Это уже была не таракуцка, а девушка модного типа «ай дабль-даблью», как мы тогда говорили, цитируя стихи Асеева.

С немного испуганной улыбкой она писала на картонках, выломанных из конфетной коробки, ответы на записки Маяковского, которые он.жестом игрока в рулетку время от времени бросал ей через стол и, ожидая ответа, драл невычищенными ногтями пыльную шкуру медведя, «царапая логово в двадцать когтей», как говорилось в его до сих пор еще кровоточащей поэме «Про это».

Картонные квадратики летали через стол над миской с варениками туда и обратно. Наконец конфетная коробка была уничтожена. Тогда Маяковский и Нора ушли в мою комнату. Отрывая клочки бумаги от чего попало, они продолжали стремительную переписку, похожую на смертельную молчаливую дуэль.

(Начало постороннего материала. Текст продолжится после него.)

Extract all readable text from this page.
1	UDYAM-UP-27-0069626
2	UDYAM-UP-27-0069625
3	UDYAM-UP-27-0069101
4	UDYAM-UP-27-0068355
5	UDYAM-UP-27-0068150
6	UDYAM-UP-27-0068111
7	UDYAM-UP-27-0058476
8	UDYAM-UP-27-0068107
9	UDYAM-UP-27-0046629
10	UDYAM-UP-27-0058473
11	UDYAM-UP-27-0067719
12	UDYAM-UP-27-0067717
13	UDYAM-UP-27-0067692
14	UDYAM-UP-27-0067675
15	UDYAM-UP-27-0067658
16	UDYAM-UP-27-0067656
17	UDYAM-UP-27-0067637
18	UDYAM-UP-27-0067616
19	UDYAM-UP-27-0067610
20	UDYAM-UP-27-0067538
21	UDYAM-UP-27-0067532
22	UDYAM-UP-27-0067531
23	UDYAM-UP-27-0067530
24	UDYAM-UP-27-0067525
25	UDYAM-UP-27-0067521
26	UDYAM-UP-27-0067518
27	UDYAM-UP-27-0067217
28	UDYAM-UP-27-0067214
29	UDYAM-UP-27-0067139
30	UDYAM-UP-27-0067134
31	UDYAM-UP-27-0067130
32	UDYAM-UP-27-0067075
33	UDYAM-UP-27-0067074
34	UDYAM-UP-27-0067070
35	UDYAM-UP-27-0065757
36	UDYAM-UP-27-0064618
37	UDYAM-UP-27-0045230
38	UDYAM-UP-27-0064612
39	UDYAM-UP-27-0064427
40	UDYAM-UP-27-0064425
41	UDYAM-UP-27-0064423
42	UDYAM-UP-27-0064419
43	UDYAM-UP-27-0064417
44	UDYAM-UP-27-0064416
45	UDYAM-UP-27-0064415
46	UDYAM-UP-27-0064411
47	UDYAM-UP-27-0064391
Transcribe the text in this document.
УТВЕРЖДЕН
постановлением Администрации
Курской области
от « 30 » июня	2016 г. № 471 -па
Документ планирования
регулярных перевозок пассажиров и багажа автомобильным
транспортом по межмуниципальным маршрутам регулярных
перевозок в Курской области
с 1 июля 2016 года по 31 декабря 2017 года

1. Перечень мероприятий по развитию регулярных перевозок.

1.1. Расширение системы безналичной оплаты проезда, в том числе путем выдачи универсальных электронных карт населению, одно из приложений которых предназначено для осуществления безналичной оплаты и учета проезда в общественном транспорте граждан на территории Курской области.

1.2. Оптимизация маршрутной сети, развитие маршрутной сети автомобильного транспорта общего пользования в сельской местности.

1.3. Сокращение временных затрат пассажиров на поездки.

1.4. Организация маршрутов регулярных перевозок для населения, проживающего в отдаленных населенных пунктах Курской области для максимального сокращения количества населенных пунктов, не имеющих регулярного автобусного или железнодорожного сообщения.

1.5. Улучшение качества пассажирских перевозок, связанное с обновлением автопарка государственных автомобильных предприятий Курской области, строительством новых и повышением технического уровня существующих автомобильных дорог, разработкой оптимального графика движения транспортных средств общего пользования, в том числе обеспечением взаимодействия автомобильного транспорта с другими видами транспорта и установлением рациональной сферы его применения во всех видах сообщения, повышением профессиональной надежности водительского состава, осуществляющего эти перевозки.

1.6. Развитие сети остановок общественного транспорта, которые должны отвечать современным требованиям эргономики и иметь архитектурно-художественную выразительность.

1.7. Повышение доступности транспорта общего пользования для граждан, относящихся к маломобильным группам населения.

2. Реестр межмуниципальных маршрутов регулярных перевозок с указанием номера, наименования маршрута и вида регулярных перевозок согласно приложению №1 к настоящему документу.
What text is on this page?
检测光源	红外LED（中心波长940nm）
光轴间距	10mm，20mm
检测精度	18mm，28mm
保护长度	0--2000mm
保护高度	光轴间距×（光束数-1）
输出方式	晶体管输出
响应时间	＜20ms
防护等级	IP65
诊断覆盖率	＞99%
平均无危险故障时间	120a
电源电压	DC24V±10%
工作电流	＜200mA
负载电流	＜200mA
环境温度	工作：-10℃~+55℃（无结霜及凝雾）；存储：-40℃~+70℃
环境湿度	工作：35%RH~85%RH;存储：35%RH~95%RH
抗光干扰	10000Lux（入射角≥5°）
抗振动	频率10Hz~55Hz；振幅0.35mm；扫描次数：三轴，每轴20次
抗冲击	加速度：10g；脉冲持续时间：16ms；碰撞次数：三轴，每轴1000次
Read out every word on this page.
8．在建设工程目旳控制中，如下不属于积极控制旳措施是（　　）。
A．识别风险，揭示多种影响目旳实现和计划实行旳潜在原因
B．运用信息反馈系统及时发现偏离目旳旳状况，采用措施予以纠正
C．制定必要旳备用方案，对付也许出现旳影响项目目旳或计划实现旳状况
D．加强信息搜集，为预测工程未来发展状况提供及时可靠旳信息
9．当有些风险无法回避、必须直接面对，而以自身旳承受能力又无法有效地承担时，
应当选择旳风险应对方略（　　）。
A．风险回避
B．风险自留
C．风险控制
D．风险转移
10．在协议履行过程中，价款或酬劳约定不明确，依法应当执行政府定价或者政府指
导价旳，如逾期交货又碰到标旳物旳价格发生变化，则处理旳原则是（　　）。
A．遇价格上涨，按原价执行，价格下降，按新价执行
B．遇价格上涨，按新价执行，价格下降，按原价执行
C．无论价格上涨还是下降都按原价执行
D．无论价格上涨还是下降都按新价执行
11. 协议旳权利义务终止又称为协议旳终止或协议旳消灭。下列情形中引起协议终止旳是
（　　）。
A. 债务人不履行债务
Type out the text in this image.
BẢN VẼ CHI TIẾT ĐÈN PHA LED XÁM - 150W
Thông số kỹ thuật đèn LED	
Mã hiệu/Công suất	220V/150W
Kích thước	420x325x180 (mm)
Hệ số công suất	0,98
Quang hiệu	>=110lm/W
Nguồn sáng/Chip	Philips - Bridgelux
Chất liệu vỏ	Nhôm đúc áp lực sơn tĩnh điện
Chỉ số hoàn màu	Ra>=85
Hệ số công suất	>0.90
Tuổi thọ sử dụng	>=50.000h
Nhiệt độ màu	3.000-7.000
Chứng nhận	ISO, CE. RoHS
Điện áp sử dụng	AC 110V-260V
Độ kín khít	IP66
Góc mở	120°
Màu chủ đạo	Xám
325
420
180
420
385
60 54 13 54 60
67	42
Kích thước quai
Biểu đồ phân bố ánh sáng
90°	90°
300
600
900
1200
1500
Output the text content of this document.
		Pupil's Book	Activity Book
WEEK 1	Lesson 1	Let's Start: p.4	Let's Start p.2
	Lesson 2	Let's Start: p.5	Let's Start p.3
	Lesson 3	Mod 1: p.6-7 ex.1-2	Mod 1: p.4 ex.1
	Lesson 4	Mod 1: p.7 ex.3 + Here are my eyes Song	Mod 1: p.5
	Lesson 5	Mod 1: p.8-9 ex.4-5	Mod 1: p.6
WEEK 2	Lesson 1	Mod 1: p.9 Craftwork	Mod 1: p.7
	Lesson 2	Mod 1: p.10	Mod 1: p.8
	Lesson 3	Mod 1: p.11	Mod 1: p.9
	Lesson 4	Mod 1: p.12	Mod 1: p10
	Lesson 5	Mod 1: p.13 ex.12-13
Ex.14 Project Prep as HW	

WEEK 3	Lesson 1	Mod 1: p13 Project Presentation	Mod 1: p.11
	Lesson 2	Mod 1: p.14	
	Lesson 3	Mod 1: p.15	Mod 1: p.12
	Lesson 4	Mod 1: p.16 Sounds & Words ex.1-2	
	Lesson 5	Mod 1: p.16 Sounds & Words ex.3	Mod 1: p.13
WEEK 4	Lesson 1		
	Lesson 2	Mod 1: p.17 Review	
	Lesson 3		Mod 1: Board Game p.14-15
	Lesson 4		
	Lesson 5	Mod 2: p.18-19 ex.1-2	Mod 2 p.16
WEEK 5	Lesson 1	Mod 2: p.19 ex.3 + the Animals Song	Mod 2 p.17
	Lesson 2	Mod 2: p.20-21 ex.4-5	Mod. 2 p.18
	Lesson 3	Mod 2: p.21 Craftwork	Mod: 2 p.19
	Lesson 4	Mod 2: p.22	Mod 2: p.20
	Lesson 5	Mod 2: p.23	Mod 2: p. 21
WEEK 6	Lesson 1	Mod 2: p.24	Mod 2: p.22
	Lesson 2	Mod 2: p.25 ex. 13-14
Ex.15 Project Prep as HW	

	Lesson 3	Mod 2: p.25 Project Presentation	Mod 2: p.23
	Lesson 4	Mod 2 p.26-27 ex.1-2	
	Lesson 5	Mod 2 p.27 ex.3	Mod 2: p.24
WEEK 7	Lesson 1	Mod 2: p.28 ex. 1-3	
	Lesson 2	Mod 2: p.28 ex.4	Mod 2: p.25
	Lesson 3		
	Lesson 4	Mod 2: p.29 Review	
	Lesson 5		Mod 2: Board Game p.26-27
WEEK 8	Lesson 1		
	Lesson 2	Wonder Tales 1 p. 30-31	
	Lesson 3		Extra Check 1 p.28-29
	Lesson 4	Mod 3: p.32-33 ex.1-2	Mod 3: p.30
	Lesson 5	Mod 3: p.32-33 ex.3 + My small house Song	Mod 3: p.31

Он требовал. Она не соглашалась. Она требовала – он не соглашался. Вечная любовная дуэль.

Впервые я видел влюбленного Маяковского. Влюбленного явно, открыто, страстно. Во всяком случае, тогда мне казалось, что он влюблен. А может быть, он был просто болен и уже не владел своим сознанием. Всюду по квартире валялись картонные кусочки, клочки разорванных записок и яростно смятых бумажек. Особенно много их было в корзине под письменным столом.

В третьем часу ночи главные действующие лица и гости – статисты, о которых мне нечего сказать, кроме хорошего, – всего человек десять – стали расходиться.

Маяковский торопливо кутал горло шарфом, надевал пальто, искал палку и шляпу, насморочно кашлял.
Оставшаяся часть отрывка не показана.